Antarctica, Day One.

We set the alarm for 6:45 to make sure we didn’t miss anything. It was an overcast day with lifting fog. On day one we couldn’t see the mountaintops until just before sunset.

We started the day sailing by Palmer Station, a US Antarctic scientific base. We had sailed by here before in 2015 and in 2020 but never got this close. Up close it looks a lot like a large Southeast Alaska fish processing plant.

After our sail by Captain Rens told us he was going to give us a “Titanic Experience.” We sailed up close to a tabular iceberg bigger than the ship. We got a chance to study its crevices and cracks. While we were watching a large piece calved into the ocean creating a splash and wave. The area it broke from looked like it had several open gashes, wounds, except instead of being red they were blue, as if the iceberg had copper-based rather than iron-based blood in its veins.

Following that the Captain told us he would attempt to navigate Lemaire Channel, a 7-mile-long narrow body of water between the mainland of Antarctica and Booth Island. The two times before we tried and did not even get into the channel. This time we got into the channel but after getting as far south as 65.07446 we turned back.

The channel has strong currents, so ice is constantly on the move. There is always a concern that ice will fill in behind us. The Captain, after consultation with our ice pilot Captain Joan Sizemore, an Alaskan from Haines, (and for Alaska readers, vice chair of the board of Southeast Alaska Independent Living, SAIL) decided to turn back.

The Lemaire Channel is beautiful, but the clouds never lifted enough to allow us to see the mountain tops, but we saw plenty, including glaciers, whales, seals, and penguins.

It amazes me how many other ships are in these waters. My marine tracking program allows me to identify the ones I see, from large cruise ships to exploration cruise ships, to research vessels, tugs, and yachts.

At sunset, as we sailed out to open ocean for the evening, past Palmer Station (The captain says we and the other ships will spend the night doing figure eights) the clouds lifted off the peaks for a beautiful sunset and a predictor of things to come.

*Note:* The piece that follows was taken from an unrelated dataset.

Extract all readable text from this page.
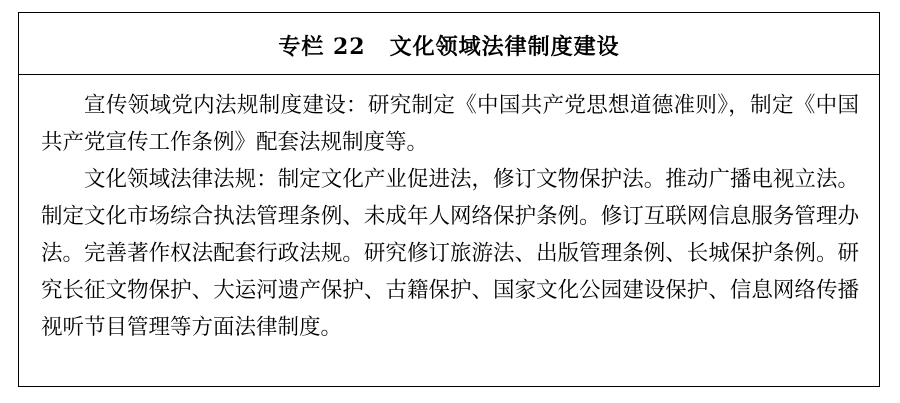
专栏 22 文化领域法律制度建设

宣传领域党内法规制度建设：研究制定《中国共产党思想道德准则》，制定《中国共产党宣传工作条例》配套法规制度等。

文化领域法律法规：制定文化产业促进法，修订文物保护法。推动广播电视立法。制定文化市场综合执法管理条例、未成年人网络保护条例。修订互联网信息服务管理办法。完善著作权法配套行政法规。研究修订旅游法、出版管理条例、长城保护条例。研究长征文物保护、大运河遗产保护、古籍保护、国家文化公园建设保护、信息网络传播视听节目管理等方面法律制度。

2 thoughts on “Antarctica, Day One.

  1. Gorgeous. Simply gorgeous. Thank you for the pictures of Antarctica in all its glory.
    I know it is even better in person.

    My first time there is was overcast, too. We got a little way down the Lemaire Channel, then had to turn around and come back.
    Second time there was a cloudless, gloriously sunny day. We never got near enough to the Channel to even attempt a sail down.